International Journal of Environment and Climate Change

Inorganic fertilizers, biofertilizers and farm yard manure (FYM) application can tailor the aggregate distribution as well as aggregate associated organic carbon. We evaluated the effect of dissimilar treatments on soil aggregate stability and soil organic carbon (SOC) distribution within soil aggregates in surface (0-15 cm) and subsurface (15-30 cm) soils in a long-term fertility experiment of a rice-mustard-sesame cropping system in India. The experiment was laid out in a randomized complete block design with four treatment combinations including no NPK fertilizers or organic amendments was set as a control or T₁, fertilizer nutrients (NPK) as T₂, NPK with biofertilizers (Azospirillum and Phosphobacteria) as T₃, and biofertilizers (Azospirillum   and Phosphobacteria) with farm yard manure (FYM) as T₄. The lowest and highest aggregate stability was in the T₁ and T₄ in both surface and subsurface soil depths respectively. This is due to soil disturbance from prolonged history of tillage (22 years) mainly, puddling is practiced in rice cultivation. In both surface and subsurface soils, T₄ had a higher proportion of water-stable macroaggregates (> 0.25 mm) than the control and the soil receiving inorganic fertilizer alone, which were rich in water-stable microaggregates (< 0.25 mm). Mean weight diameter (MWD), varied from 0.63 to 0.94 mm in 0–15 cm and from 0.66 to 1.01 mm in 15–30 cm soil layer. At 0–15 cm depth, biofertilizer and FYM raised GMD in the order T₄ > T₃ by 56.33% and 35.21% over control and by 38.75% and 20% over T₂, respectively. Regardless of the treatments and depths studied, aggregate related organic carbon is highest in the 0.1-0.05 mm sieve size and lowest in the 5 to 2 mm sieve size.
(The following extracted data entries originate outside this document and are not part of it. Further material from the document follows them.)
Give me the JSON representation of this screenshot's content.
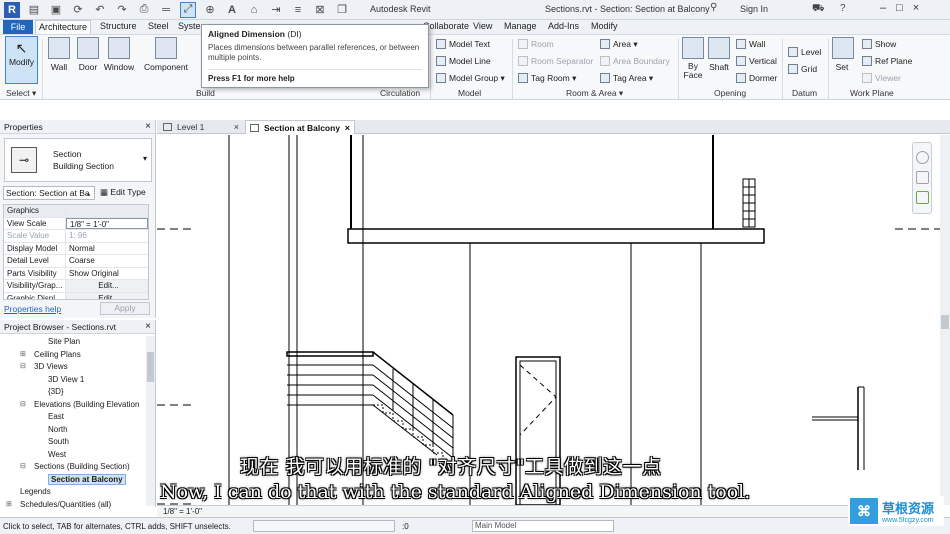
{
  "titlebar": {
    "app": "Autodesk Revit",
    "document": "Sections.rvt - Section: Section at Balcony",
    "signin": "Sign In"
  },
  "ribbon_tabs": [
    "File",
    "Architecture",
    "Structure",
    "Steel",
    "System",
    "Collaborate",
    "View",
    "Manage",
    "Add-Ins",
    "Modify"
  ],
  "ribbon": {
    "modify": "Modify",
    "select": "Select",
    "build_title": "Build",
    "build": [
      "Wall",
      "Door",
      "Window",
      "Component"
    ],
    "circulation_title": "Circulation",
    "model_title": "Model",
    "model": [
      "Model Text",
      "Model Line",
      "Model Group"
    ],
    "room_title": "Room & Area",
    "room": [
      "Room",
      "Room Separator",
      "Tag Room",
      "Area",
      "Area Boundary",
      "Tag Area"
    ],
    "opening_title": "Opening",
    "opening": [
      "By Face",
      "Shaft",
      "Wall",
      "Vertical",
      "Dormer"
    ],
    "datum_title": "Datum",
    "datum": [
      "Level",
      "Grid"
    ],
    "workplane_title": "Work Plane",
    "workplane": [
      "Set",
      "Show",
      "Ref Plane",
      "Viewer"
    ]
  },
  "tooltip": {
    "title": "Aligned Dimension",
    "shortcut": "(DI)",
    "description": "Places dimensions between parallel references, or between multiple points.",
    "help": "Press F1 for more help"
  },
  "properties": {
    "header": "Properties",
    "type_line1": "Section",
    "type_line2": "Building Section",
    "instance": "Section: Section at Ba",
    "edit_type": "Edit Type",
    "rows": [
      {
        "k": "Graphics",
        "v": "",
        "group": true
      },
      {
        "k": "View Scale",
        "v": "1/8\" = 1'-0\""
      },
      {
        "k": "Scale Value",
        "v": "1: 96",
        "disabled": true
      },
      {
        "k": "Display Model",
        "v": "Normal"
      },
      {
        "k": "Detail Level",
        "v": "Coarse"
      },
      {
        "k": "Parts Visibility",
        "v": "Show Original"
      },
      {
        "k": "Visibility/Grap...",
        "v": "Edit..."
      },
      {
        "k": "Graphic Displ...",
        "v": "Edit..."
      }
    ],
    "help_link": "Properties help",
    "apply": "Apply"
  },
  "browser": {
    "header": "Project Browser - Sections.rvt",
    "tree": [
      {
        "label": "Site Plan",
        "indent": 3,
        "tw": ""
      },
      {
        "label": "Ceiling Plans",
        "indent": 2,
        "tw": "+"
      },
      {
        "label": "3D Views",
        "indent": 2,
        "tw": "−"
      },
      {
        "label": "3D View 1",
        "indent": 3,
        "tw": ""
      },
      {
        "label": "{3D}",
        "indent": 3,
        "tw": ""
      },
      {
        "label": "Elevations (Building Elevation",
        "indent": 2,
        "tw": "−"
      },
      {
        "label": "East",
        "indent": 3,
        "tw": ""
      },
      {
        "label": "North",
        "indent": 3,
        "tw": ""
      },
      {
        "label": "South",
        "indent": 3,
        "tw": ""
      },
      {
        "label": "West",
        "indent": 3,
        "tw": ""
      },
      {
        "label": "Sections (Building Section)",
        "indent": 2,
        "tw": "−"
      },
      {
        "label": "Section at Balcony",
        "indent": 3,
        "tw": "",
        "selected": true
      },
      {
        "label": "Legends",
        "indent": 1,
        "tw": ""
      },
      {
        "label": "Schedules/Quantities (all)",
        "indent": 1,
        "tw": "+"
      }
    ]
  },
  "view_tabs": [
    "Level 1",
    "Section at Balcony"
  ],
  "view_scale": "1/8\" = 1'-0\"",
  "subtitles": {
    "zh": "现在 我可以用标准的 \"对齐尺寸\"工具做到这一点",
    "en": "Now, I can do that with the standard Aligned Dimension tool."
  },
  "status": {
    "hint": "Click to select, TAB for alternates, CTRL adds, SHIFT unselects.",
    "zero": ":0",
    "model": "Main Model"
  },
  "watermark": {
    "cn": "草根资源",
    "url": "www.5fcgzy.com"
  },
  "colors": {
    "accent": "#1f66bf",
    "selected": "#cfe3f7"
  }
}
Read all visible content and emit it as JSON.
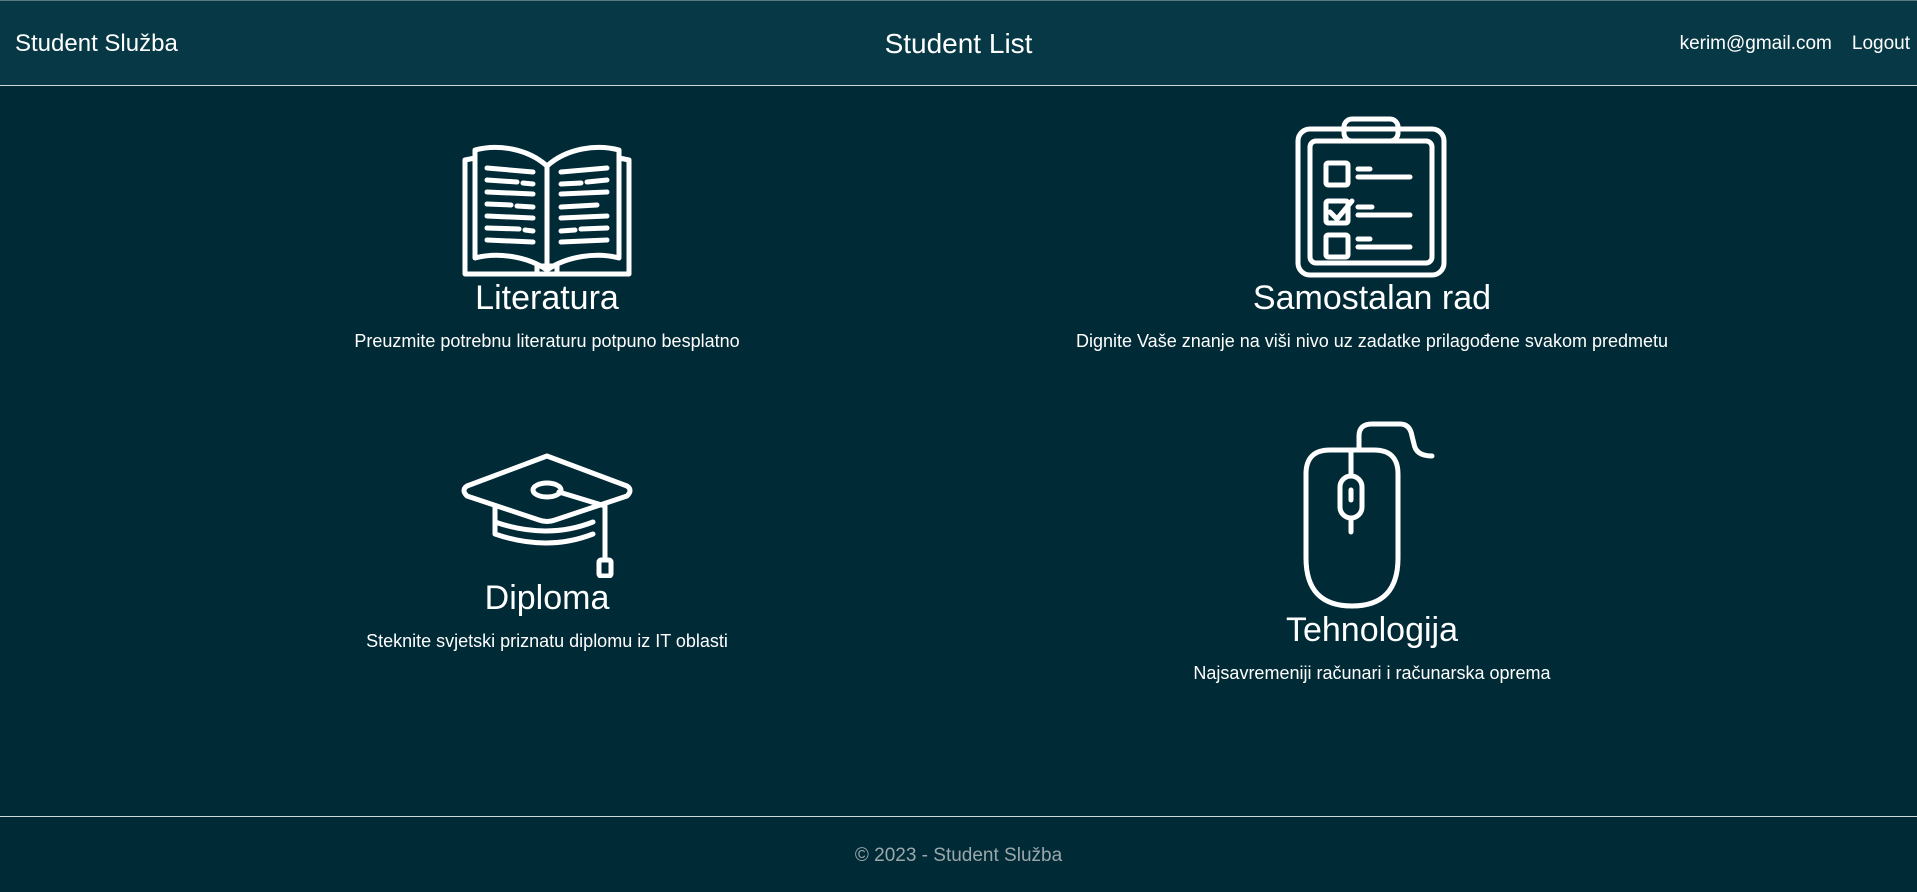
{
  "navbar": {
    "brand": "Student Služba",
    "title": "Student List",
    "user_email": "kerim@gmail.com",
    "logout_label": "Logout"
  },
  "features": [
    {
      "icon": "open-book-icon",
      "title": "Literatura",
      "description": "Preuzmite potrebnu literaturu potpuno besplatno"
    },
    {
      "icon": "clipboard-checklist-icon",
      "title": "Samostalan rad",
      "description": "Dignite Vaše znanje na viši nivo uz zadatke prilagođene svakom predmetu"
    },
    {
      "icon": "graduation-cap-icon",
      "title": "Diploma",
      "description": "Steknite svjetski priznatu diplomu iz IT oblasti"
    },
    {
      "icon": "computer-mouse-icon",
      "title": "Tehnologija",
      "description": "Najsavremeniji računari i računarska oprema"
    }
  ],
  "footer": {
    "text": "© 2023 - Student Služba"
  }
}
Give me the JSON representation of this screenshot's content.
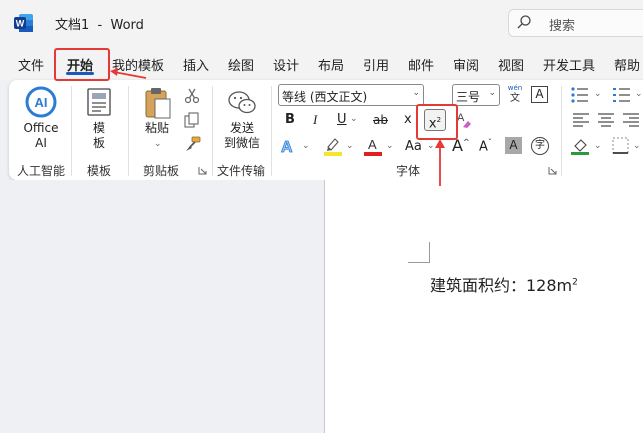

Hence it may be concluded that cultivation without organic amendments and biofertilizers results in more microaggregates (malignant to soil tilth) that could be checked by the application of organic amendments such as FYM and biofertilizers such as Azospirillum and Phosphobacteria, which increased the proportion of water-stable macro-aggregates by consolidating micro-aggregates into macroaggregates.